Model	Pose 3D IoU↑	Trajectory SR↑	Grasp NCE↓	Spatial SR↑	Depth SR↑	Rearrange Recall%↑
Human	54.2	67.3	1.1	84.9	87.3	44.1
GPT-5	9.0	0	inf	68.3	74.6	14.8
Gemini Robotics-ER 1.5	24.4	43.0	4.2	84.2	88.0	48.9
NVILA (15B) - SFT	73.5	64.2	1.40	95.8	94.6	57.7
NVILA (2B) - SFT	77.4	50.8	1.69	94.2	94.6	56.4

Note: inf indicates no valid output. GPT-5 fails almost entirely on trajectory/grasping, highlighting that these skills are absent from general pre-training corpora.

Ablation Study¶

OOD Generalization (BOP-Ask-lab + Out-of-domain Spatial Benchmarks): Fine-tuning consistently provides gains. For example, NVILA + BOP-Ask improves scores on RS-H, CV-B, and SB.

Data Recipe Ablation (NVILA incremental data): - Adding each BOP sub-dataset (YCB-V, HANDAL, LineMOD) monotonically improves all six metrics, suggesting object geometry and layout diversity directly enhance fine-grained spatial generalization. - Removing binary tasks (Spatial/Depth) reduces trajectory SR from 64.2 to 50.0, proving that these "simple" tasks strengthen interaction reasoning during multi-skill training.

Key Findings¶

Data Diversity Gain: Incorporating additional object subsets consistently boosts performance across the board.
Binary Task Synergy: Simple spatial/depth questions serve as helpful auxiliary signals for complex trajectory tasks.
Rearrangement Hardness: Even the best model achieves only ~57%, indicating that reasoning about object relationships in clutter remains a significant challenge.
Real-World Validation: In 15 Franka pick-and-place tasks, the base NVILA achieved 0/15, while BOP-Ask SFT achieved 10/15.

Highlights & Insights¶

Repurposing Precise Benchmarks is a Viable Methodology: Instead of manual labeling, deriving interaction labels from 6D GT poses using geometric/planning tools (RRT, M2T2) allows for the generation of 33.8M precise samples with minimal labor.
Clever Rearrangement Signals: Rearrangement labels are defined for free as a byproduct of collision detection—if all grasps collide, rearrangement is required.
Pixel Coordinates over Multi-choice: Forcing the model to output executable geometric quantities (cubes, grasps, waypoints) aligns evaluation with actual robotic requirements.

Limitations & Future Work¶

Rearrangement reasoning (object-object relationship + 3D alignment) remains unresolved.
Domain Narrowness: The data is restricted to indoor tabletop scenes (104 objects).
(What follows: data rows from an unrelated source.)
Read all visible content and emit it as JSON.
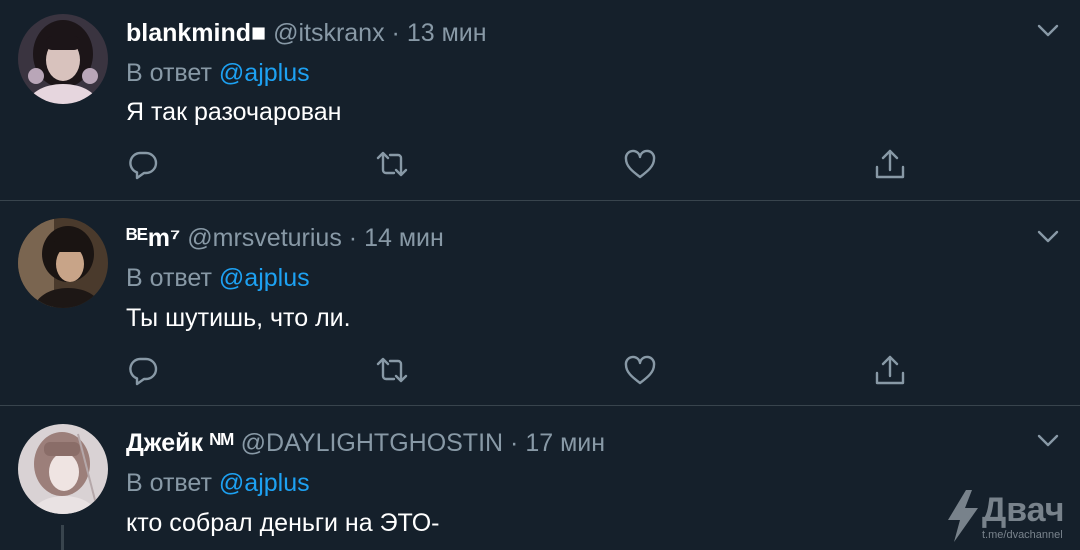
{
  "colors": {
    "background": "#15202b",
    "divider": "#38444d",
    "text_primary": "#ffffff",
    "text_secondary": "#8899a6",
    "link": "#1da1f2"
  },
  "tweets": [
    {
      "display_name": "blankmind■",
      "handle": "@itskranx",
      "separator": "·",
      "time": "13 мин",
      "reply_prefix": "В ответ",
      "reply_to": "@ajplus",
      "text": "Я так разочарован",
      "avatar_icon": "user-avatar"
    },
    {
      "display_name": "ᴮᴱm⁷",
      "handle": "@mrsveturius",
      "separator": "·",
      "time": "14 мин",
      "reply_prefix": "В ответ",
      "reply_to": "@ajplus",
      "text": "Ты шутишь, что ли.",
      "avatar_icon": "user-avatar"
    },
    {
      "display_name": "Джейк ᴺᴹ",
      "handle": "@DAYLIGHTGHOSTIN",
      "separator": "·",
      "time": "17 мин",
      "reply_prefix": "В ответ",
      "reply_to": "@ajplus",
      "text": "кто собрал деньги на ЭТО-",
      "avatar_icon": "user-avatar"
    }
  ],
  "actions": {
    "icons": [
      "reply-icon",
      "retweet-icon",
      "like-icon",
      "share-icon"
    ],
    "menu_icon": "chevron-down-icon"
  },
  "watermark": {
    "name": "Двач",
    "url": "t.me/dvachannel",
    "icon": "lightning-bolt-icon"
  }
}
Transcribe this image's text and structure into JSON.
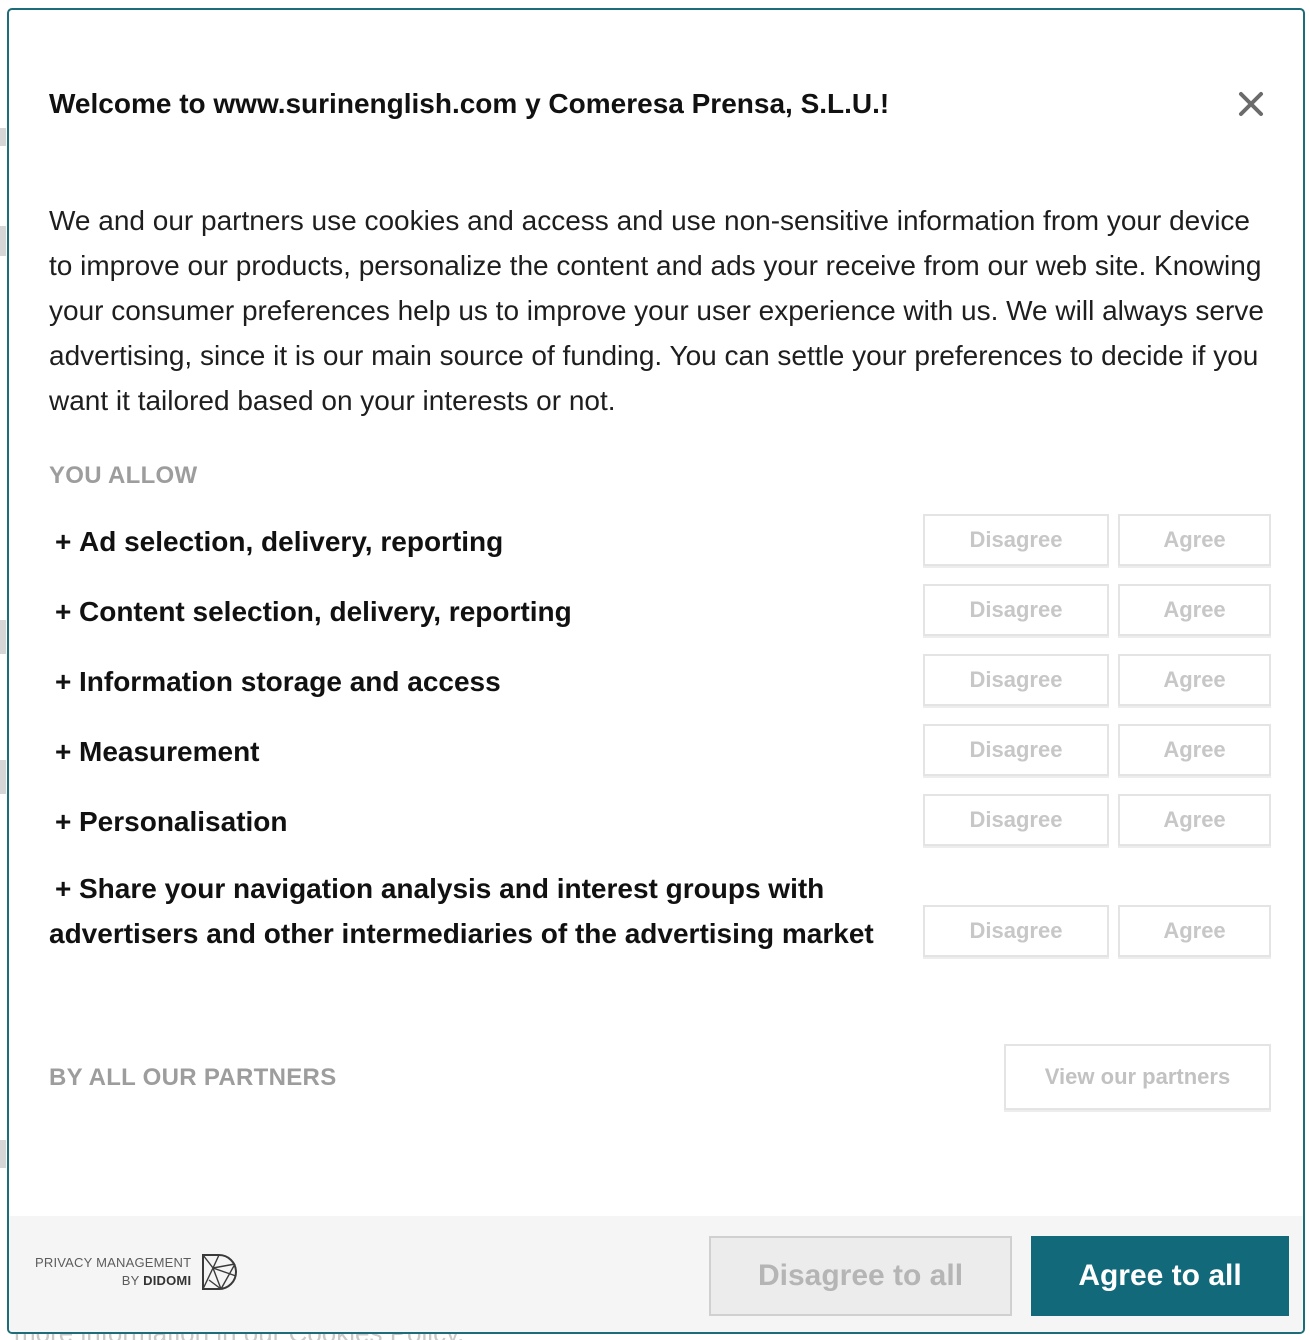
{
  "background": {
    "peek_text": "more information in our Cookies Policy."
  },
  "modal": {
    "title": "Welcome to www.surinenglish.com y Comeresa Prensa, S.L.U.!",
    "close_icon": "close-icon",
    "intro": "We and our partners use cookies and access and use non-sensitive information from your device to improve our products, personalize the content and ads your receive from our web site. Knowing your consumer preferences help us to improve your user experience with us. We will always serve advertising, since it is our main source of funding. You can settle your preferences to decide if you want it tailored based on your interests or not.",
    "you_allow_label": "YOU ALLOW",
    "expand_symbol": "+",
    "purposes": [
      {
        "label": "Ad selection, delivery, reporting",
        "disagree": "Disagree",
        "agree": "Agree"
      },
      {
        "label": "Content selection, delivery, reporting",
        "disagree": "Disagree",
        "agree": "Agree"
      },
      {
        "label": "Information storage and access",
        "disagree": "Disagree",
        "agree": "Agree"
      },
      {
        "label": "Measurement",
        "disagree": "Disagree",
        "agree": "Agree"
      },
      {
        "label": "Personalisation",
        "disagree": "Disagree",
        "agree": "Agree"
      },
      {
        "label": "Share your navigation analysis and interest groups with advertisers and other intermediaries of the advertising market",
        "disagree": "Disagree",
        "agree": "Agree"
      }
    ],
    "partners_label": "BY ALL OUR PARTNERS",
    "view_partners": "View our partners"
  },
  "footer": {
    "privacy_line1": "PRIVACY MANAGEMENT",
    "privacy_by": "BY",
    "privacy_brand": "DIDOMI",
    "logo_icon": "didomi-logo-icon",
    "disagree_all": "Disagree to all",
    "agree_all": "Agree to all"
  },
  "colors": {
    "accent": "#12697a",
    "modal_border": "#1c6c79",
    "muted_label": "#9d9d9d",
    "footer_bg": "#f5f5f5"
  }
}
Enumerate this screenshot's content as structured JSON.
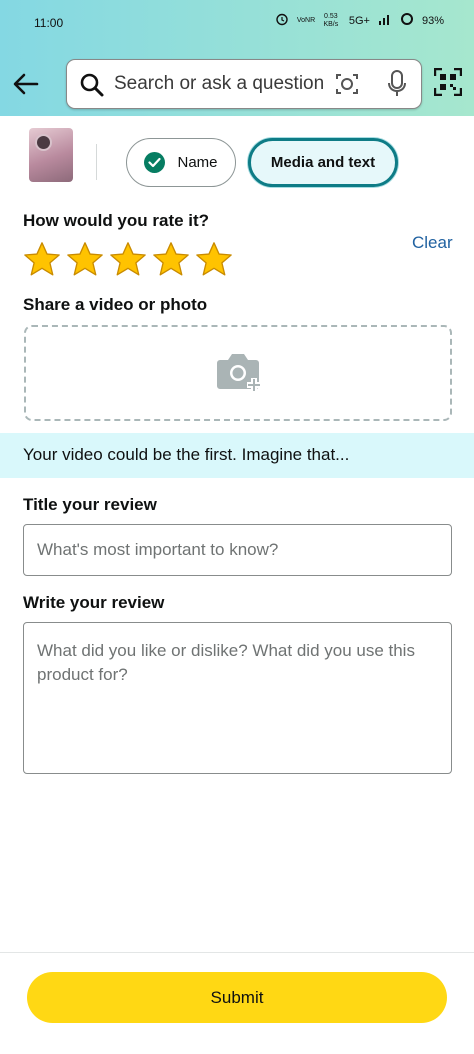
{
  "status_bar": {
    "time": "11:00",
    "net_small": "VoNR",
    "speed": "0.53 KB/s",
    "network": "5G+",
    "battery": "93%"
  },
  "header": {
    "search_placeholder": "Search or ask a question",
    "icons": [
      "back-arrow-icon",
      "search-icon",
      "camera-lens-icon",
      "mic-icon",
      "qr-scan-icon"
    ]
  },
  "steps": {
    "name_label": "Name",
    "media_label": "Media and text"
  },
  "rating": {
    "heading": "How would you rate it?",
    "clear_label": "Clear",
    "stars": 5,
    "max_stars": 5,
    "star_color": "#ffc300"
  },
  "media": {
    "heading": "Share a video or photo",
    "banner_text": "Your video could be the first. Imagine that..."
  },
  "title_review": {
    "heading": "Title your review",
    "placeholder": "What's most important to know?",
    "value": ""
  },
  "write_review": {
    "heading": "Write your review",
    "placeholder": "What did you like or dislike? What did you use this product for?",
    "value": ""
  },
  "footer": {
    "submit_label": "Submit"
  },
  "colors": {
    "accent_teal": "#0e7c86",
    "link_blue": "#2162a1",
    "submit_yellow": "#ffd814",
    "check_green": "#067d62"
  }
}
Coverage of open-world, outdoor, or deformable objects is limited.
Heuristic Reliance: The "ground truth" precision is bound by the quality of upstream tools like M2T2 and RRT.
Future work could extend the pipeline to simulation environments for infinite pose generation or introduce articulated/deformable objects.

Compared to SpatialVLM and RoboSpatial, which often rely on approximate monocular depth or focus on high-level relationships, BOP-Ask provides millimeter-level GT precision and is the first to include executable Motions + Poses + Grasping at scale.

Rating¶

Novelty: ⭐⭐⭐⭐⭐ First large-scale interaction dataset combining poses, grasping, and motion; automated derivation concept is novel.
Experimental Thoroughness: ⭐⭐⭐⭐⭐ Comprehensive coverage across 9 VLMs, humans, multiple OOD benchmarks, and real-robot validation.
Writing Quality: ⭐⭐⭐⭐ Clear definitions, though some geometric parameters require looking up referenced tools.
Value: ⭐⭐⭐⭐⭐ Directly addresses a core bottleneck in embodied VLMs with a plug-and-play dataset and benchmark.